Compared to other retirement accounts, Traditional and Roth IRAs have low contribution limits. Both currently allow you to save up to $5,500 annually (or up to $6,500 if you're 50 or older). Even if you contribute the max each year, you probably won't have enough to fund a comfortable retirement without saving elsewhere.

To save extra money, the best thing is to use a plain old after-tax brokerage account). You won't get a tax deduction, but you'll be able to access your money at any time to use for any reason.

What if you're self-employed, without any employees?

Earning some kind of self-employment income opens up more options for you.

The Individual 401(k), also known as a Solo 401(k), is available to anyone who works for themselves and does not have employees. It works for business owners as well as people with side hustles.
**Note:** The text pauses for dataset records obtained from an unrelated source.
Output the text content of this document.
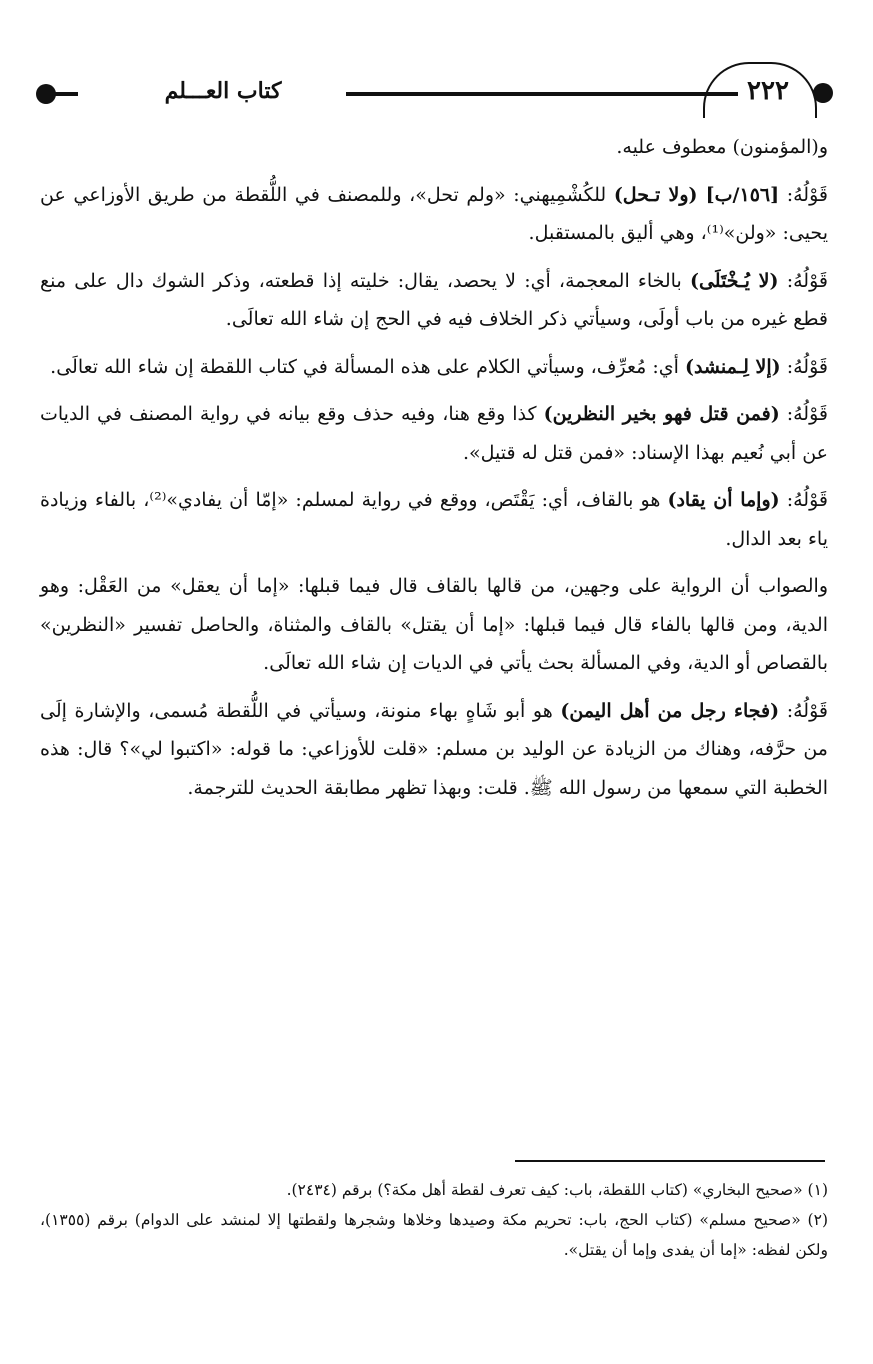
كتاب العـــلم	٢٢٢

و(المؤمنون) معطوف عليه.

قَوْلُهُ: [١٥٦/ب] (ولا تـحل) للكُشْمِيهني: «ولم تحل»، وللمصنف في اللُّقطة من طريق الأوزاعي عن يحيى: «ولن»⁽¹⁾، وهي أليق بالمستقبل.

قَوْلُهُ: (لا يُـخْتَلَى) بالخاء المعجمة، أي: لا يحصد، يقال: خليته إذا قطعته، وذكر الشوك دال على منع قطع غيره من باب أولَى، وسيأتي ذكر الخلاف فيه في الحج إن شاء الله تعالَى.

قَوْلُهُ: (إلا لِـمنشد) أي: مُعرِّف، وسيأتي الكلام على هذه المسألة في كتاب اللقطة إن شاء الله تعالَى.

قَوْلُهُ: (فمن قتل فهو بخير النظرين) كذا وقع هنا، وفيه حذف وقع بيانه في رواية المصنف في الديات عن أبي نُعيم بهذا الإسناد: «فمن قتل له قتيل».

قَوْلُهُ: (وإما أن يقاد) هو بالقاف، أي: يَقْتَص، ووقع في رواية لمسلم: «إمّا أن يفادي»⁽²⁾، بالفاء وزيادة ياء بعد الدال.

والصواب أن الرواية على وجهين، من قالها بالقاف قال فيما قبلها: «إما أن يعقل» من العَقْل: وهو الدية، ومن قالها بالفاء قال فيما قبلها: «إما أن يقتل» بالقاف والمثناة، والحاصل تفسير «النظرين» بالقصاص أو الدية، وفي المسألة بحث يأتي في الديات إن شاء الله تعالَى.

قَوْلُهُ: (فجاء رجل من أهل اليمن) هو أبو شَاهٍ بهاء منونة، وسيأتي في اللُّقطة مُسمى، والإشارة إلَى من حرَّفه، وهناك من الزيادة عن الوليد بن مسلم: «قلت للأوزاعي: ما قوله: «اكتبوا لي»؟ قال: هذه الخطبة التي سمعها من رسول الله ﷺ. قلت: وبهذا تظهر مطابقة الحديث للترجمة.

(١) «صحيح البخاري» (كتاب اللقطة، باب: كيف تعرف لقطة أهل مكة؟) برقم (٢٤٣٤).

(٢) «صحيح مسلم» (كتاب الحج، باب: تحريم مكة وصيدها وخلاها وشجرها ولقطتها إلا لمنشد على الدوام) برقم (١٣٥٥)، ولكن لفظه: «إما أن يفدى وإما أن يقتل».
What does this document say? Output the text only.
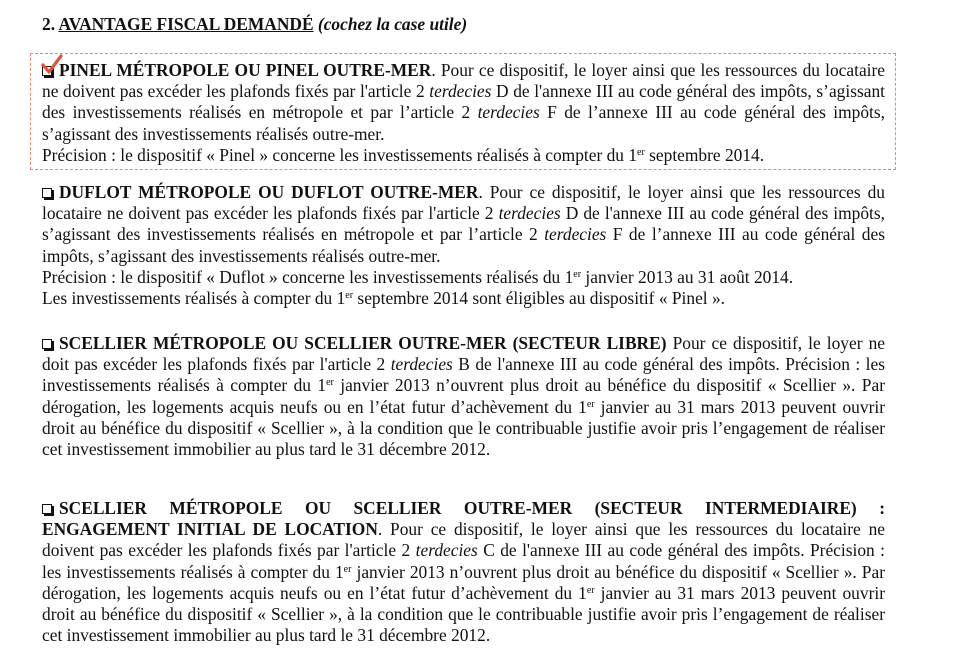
2. AVANTAGE FISCAL DEMANDÉ (cochez la case utile)

PINEL MÉTROPOLE OU PINEL OUTRE-MER. Pour ce dispositif, le loyer ainsi que les ressources du locataire ne doivent pas excéder les plafonds fixés par l'article 2 terdecies D de l'annexe III au code général des impôts, s’agissant des investissements réalisés en métropole et par l’article 2 terdecies F de l’annexe III au code général des impôts, s’agissant des investissements réalisés outre-mer.

Précision : le dispositif « Pinel » concerne les investissements réalisés à compter du 1er septembre 2014.

DUFLOT MÉTROPOLE OU DUFLOT OUTRE-MER. Pour ce dispositif, le loyer ainsi que les ressources du locataire ne doivent pas excéder les plafonds fixés par l'article 2 terdecies D de l'annexe III au code général des impôts, s’agissant des investissements réalisés en métropole et par l’article 2 terdecies F de l’annexe III au code général des impôts, s’agissant des investissements réalisés outre-mer.

Précision : le dispositif « Duflot » concerne les investissements réalisés du 1er janvier 2013 au 31 août 2014.

Les investissements réalisés à compter du 1er septembre 2014 sont éligibles au dispositif « Pinel ».

SCELLIER MÉTROPOLE OU SCELLIER OUTRE-MER (SECTEUR LIBRE) Pour ce dispositif, le loyer ne doit pas excéder les plafonds fixés par l'article 2 terdecies B de l'annexe III au code général des impôts. Précision : les investissements réalisés à compter du 1er janvier 2013 n’ouvrent plus droit au bénéfice du dispositif « Scellier ». Par dérogation, les logements acquis neufs ou en l’état futur d’achèvement du 1er janvier au 31 mars 2013 peuvent ouvrir droit au bénéfice du dispositif « Scellier », à la condition que le contribuable justifie avoir pris l’engagement de réaliser cet investissement immobilier au plus tard le 31 décembre 2012.

SCELLIER MÉTROPOLE OU SCELLIER OUTRE-MER (SECTEUR INTERMEDIAIRE) : ENGAGEMENT INITIAL DE LOCATION. Pour ce dispositif, le loyer ainsi que les ressources du locataire ne doivent pas excéder les plafonds fixés par l'article 2 terdecies C de l'annexe III au code général des impôts. Précision : les investissements réalisés à compter du 1er janvier 2013 n’ouvrent plus droit au bénéfice du dispositif « Scellier ». Par dérogation, les logements acquis neufs ou en l’état futur d’achèvement du 1er janvier au 31 mars 2013 peuvent ouvrir droit au bénéfice du dispositif « Scellier », à la condition que le contribuable justifie avoir pris l’engagement de réaliser cet investissement immobilier au plus tard le 31 décembre 2012.
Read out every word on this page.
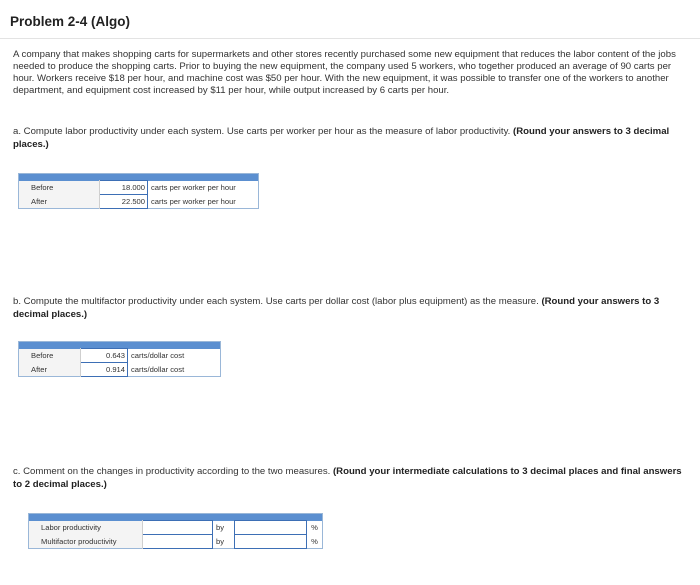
Problem 2-4 (Algo)
A company that makes shopping carts for supermarkets and other stores recently purchased some new equipment that reduces the labor content of the jobs needed to produce the shopping carts. Prior to buying the new equipment, the company used 5 workers, who together produced an average of 90 carts per hour. Workers receive $18 per hour, and machine cost was $50 per hour. With the new equipment, it was possible to transfer one of the workers to another department, and equipment cost increased by $11 per hour, while output increased by 6 carts per hour.
a. Compute labor productivity under each system. Use carts per worker per hour as the measure of labor productivity. (Round your answers to 3 decimal places.)

Before	18.000	carts per worker per hour
After	22.500	carts per worker per hour
b. Compute the multifactor productivity under each system. Use carts per dollar cost (labor plus equipment) as the measure. (Round your answers to 3 decimal places.)

Before	0.643	carts/dollar cost
After	0.914	carts/dollar cost
c. Comment on the changes in productivity according to the two measures. (Round your intermediate calculations to 3 decimal places and final answers to 2 decimal places.)

Labor productivity		by		%
Multifactor productivity		by		%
Contributions are tax deductible and the limit is high. You can currently put up to $18,500 in annually, plus additional money of up to 25% of your income. Total annual contributions cannot exceed $55,000. (You can put more in if age 50 or older.)

There's going to be more paperwork to open an Individual 401(k) than a Traditional or Roth IRA, but on the plus side it is usually free and easy to set up.

Another option to consider is a SEP IRA — which is a little less complex. Contributions are tax deductible, but limited to 25% of your income if running a business or 20% of your income if self-employed.

So it might not make sense if you have a small side gig. If you're earning less than $22,000 in self-employment income, you probably won't be able to contribute any more to a SEP IRA than you would for a Traditional or Roth.

An online calculator like this one can help you decide what account allows you the biggest contribution, based on your earnings.

What if you're running a business?

You cannot open an Individual 401(k) if you have employees. Instead, consider using a Simple IRA.

It requires you, as the business owner, to offer up to a 3% match to participating employees every year. You can't skip contributing some years, like you can with the other accounts.

But in return, you as an “employee-owner” can contribute up to $12,500 a year (more if age 50 and older) and deduct it from your taxes.

There might be a small fee to administer a Simple IRA. If that's too much for you to take on, you can still open a SEP IRA. But be aware that if you contribute for yourself, you must also contribute for your employees. An employer must contribute the same percentage of compensation for every worker.